Ruffus seems to have a slightly different functionality set from Luigi.
Ruffus is aimed squarely at managing scalability, running many (e.g. bioinformatics) operations in parallel.
Ruffus manages task dependencies like Luigi, though no one has yet contributed (!) a run time work flow graph gui visualization for Ruffus unlike Luigi. (You do get static views of the workflow / pipeline).
However, a key part of the design for Ruffus is that each of these dependent tasks can comprise multiple parallel operations which have their own dependencies, can merge together or be split up and then transformed in multiple steps.
So for example, in bioinformatics, you might need to (1) split up a fastq file into small chunks, (2) run bwa to align them onto reference genome(s), (3) run stampy to refine the alignment, (4) merge all these alignments back together and (5) sort and compress to give a bam file. Each of these steps would be a separate task with hundreds of component files running in parallel. Many of these components may fail but that should not cause the whole pipeline to be rerun.

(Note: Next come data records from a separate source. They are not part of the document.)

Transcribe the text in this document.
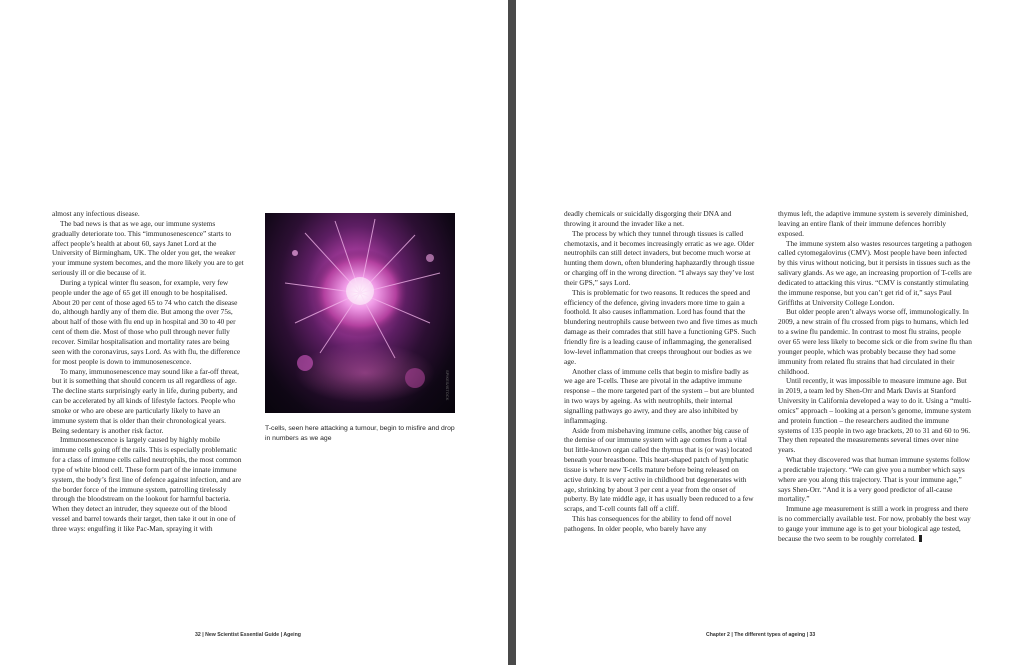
almost any infectious disease.

The bad news is that as we age, our immune systems gradually deteriorate too. This “immunosenescence” starts to affect people’s health at about 60, says Janet Lord at the University of Birmingham, UK. The older you get, the weaker your immune system becomes, and the more likely you are to get seriously ill or die because of it.

During a typical winter flu season, for example, very few people under the age of 65 get ill enough to be hospitalised. About 20 per cent of those aged 65 to 74 who catch the disease do, although hardly any of them die. But among the over 75s, about half of those with flu end up in hospital and 30 to 40 per cent of them die. Most of those who pull through never fully recover. Similar hospitalisation and mortality rates are being seen with the coronavirus, says Lord. As with flu, the difference for most people is down to immunosenescence.

To many, immunosenescence may sound like a far-off threat, but it is something that should concern us all regardless of age. The decline starts surprisingly early in life, during puberty, and can be accelerated by all kinds of lifestyle factors. People who smoke or who are obese are particularly likely to have an immune system that is older than their chronological years. Being sedentary is another risk factor.

Immunosenescence is largely caused by highly mobile immune cells going off the rails. This is especially problematic for a class of immune cells called neutrophils, the most common type of white blood cell. These form part of the innate immune system, the body’s first line of defence against infection, and are the border force of the immune system, patrolling tirelessly through the bloodstream on the lookout for harmful bacteria. When they detect an intruder, they squeeze out of the blood vessel and barrel towards their target, then take it out in one of three ways: engulfing it like Pac-Man, spraying it with

SPIKES/ISTOCK
T-cells, seen here attacking a tumour, begin to misfire and drop in numbers as we age
32 | New Scientist Essential Guide | Ageing

deadly chemicals or suicidally disgorging their DNA and throwing it around the invader like a net.

The process by which they tunnel through tissues is called chemotaxis, and it becomes increasingly erratic as we age. Older neutrophils can still detect invaders, but become much worse at hunting them down, often blundering haphazardly through tissue or charging off in the wrong direction. “I always say they’ve lost their GPS,” says Lord.

This is problematic for two reasons. It reduces the speed and efficiency of the defence, giving invaders more time to gain a foothold. It also causes inflammation. Lord has found that the blundering neutrophils cause between two and five times as much damage as their comrades that still have a functioning GPS. Such friendly fire is a leading cause of inflammaging, the generalised low-level inflammation that creeps throughout our bodies as we age.

Another class of immune cells that begin to misfire badly as we age are T-cells. These are pivotal in the adaptive immune response – the more targeted part of the system – but are blunted in two ways by ageing. As with neutrophils, their internal signalling pathways go awry, and they are also inhibited by inflammaging.

Aside from misbehaving immune cells, another big cause of the demise of our immune system with age comes from a vital but little-known organ called the thymus that is (or was) located beneath your breastbone. This heart-shaped patch of lymphatic tissue is where new T-cells mature before being released on active duty. It is very active in childhood but degenerates with age, shrinking by about 3 per cent a year from the onset of puberty. By late middle age, it has usually been reduced to a few scraps, and T-cell counts fall off a cliff.

This has consequences for the ability to fend off novel pathogens. In older people, who barely have any

thymus left, the adaptive immune system is severely diminished, leaving an entire flank of their immune defences horribly exposed.

The immune system also wastes resources targeting a pathogen called cytomegalovirus (CMV). Most people have been infected by this virus without noticing, but it persists in tissues such as the salivary glands. As we age, an increasing proportion of T-cells are dedicated to attacking this virus. “CMV is constantly stimulating the immune response, but you can’t get rid of it,” says Paul Griffiths at University College London.

But older people aren’t always worse off, immunologically. In 2009, a new strain of flu crossed from pigs to humans, which led to a swine flu pandemic. In contrast to most flu strains, people over 65 were less likely to become sick or die from swine flu than younger people, which was probably because they had some immunity from related flu strains that had circulated in their childhood.

Until recently, it was impossible to measure immune age. But in 2019, a team led by Shen-Orr and Mark Davis at Stanford University in California developed a way to do it. Using a “multi-omics” approach – looking at a person’s genome, immune system and protein function – the researchers audited the immune systems of 135 people in two age brackets, 20 to 31 and 60 to 96. They then repeated the measurements several times over nine years.

What they discovered was that human immune systems follow a predictable trajectory. “We can give you a number which says where are you along this trajectory. That is your immune age,” says Shen-Orr. “And it is a very good predictor of all-cause mortality.”

Immune age measurement is still a work in progress and there is no commercially available test. For now, probably the best way to gauge your immune age is to get your biological age tested, because the two seem to be roughly correlated.

Chapter 2 | The different types of ageing | 33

My understanding is that these [single input ->parallel->single output] operations would be combined into one Hadoop map reduce task in Luigi. This makes some parts of the pipeline look simpler (All these complicated operations get hidden as a single task) but you still need to manage the underlying dependencies and complexities and failures one way or another.
The other part of Ruffus is that I am very wary of monolithic designs. I try to ensure that Ruffus plays nice with other libraries and setups. So I try to make sure that bioinformatics groups can use Ruffus on a shared computation cluster without asking to take over job scheduling, worrying about whether hadoop needs to be installed and supported etc. This is a design philosophy and has both pros and cons (and obviously makes less sense for a single big company like spotify where one team can make IT decisions for the whole company).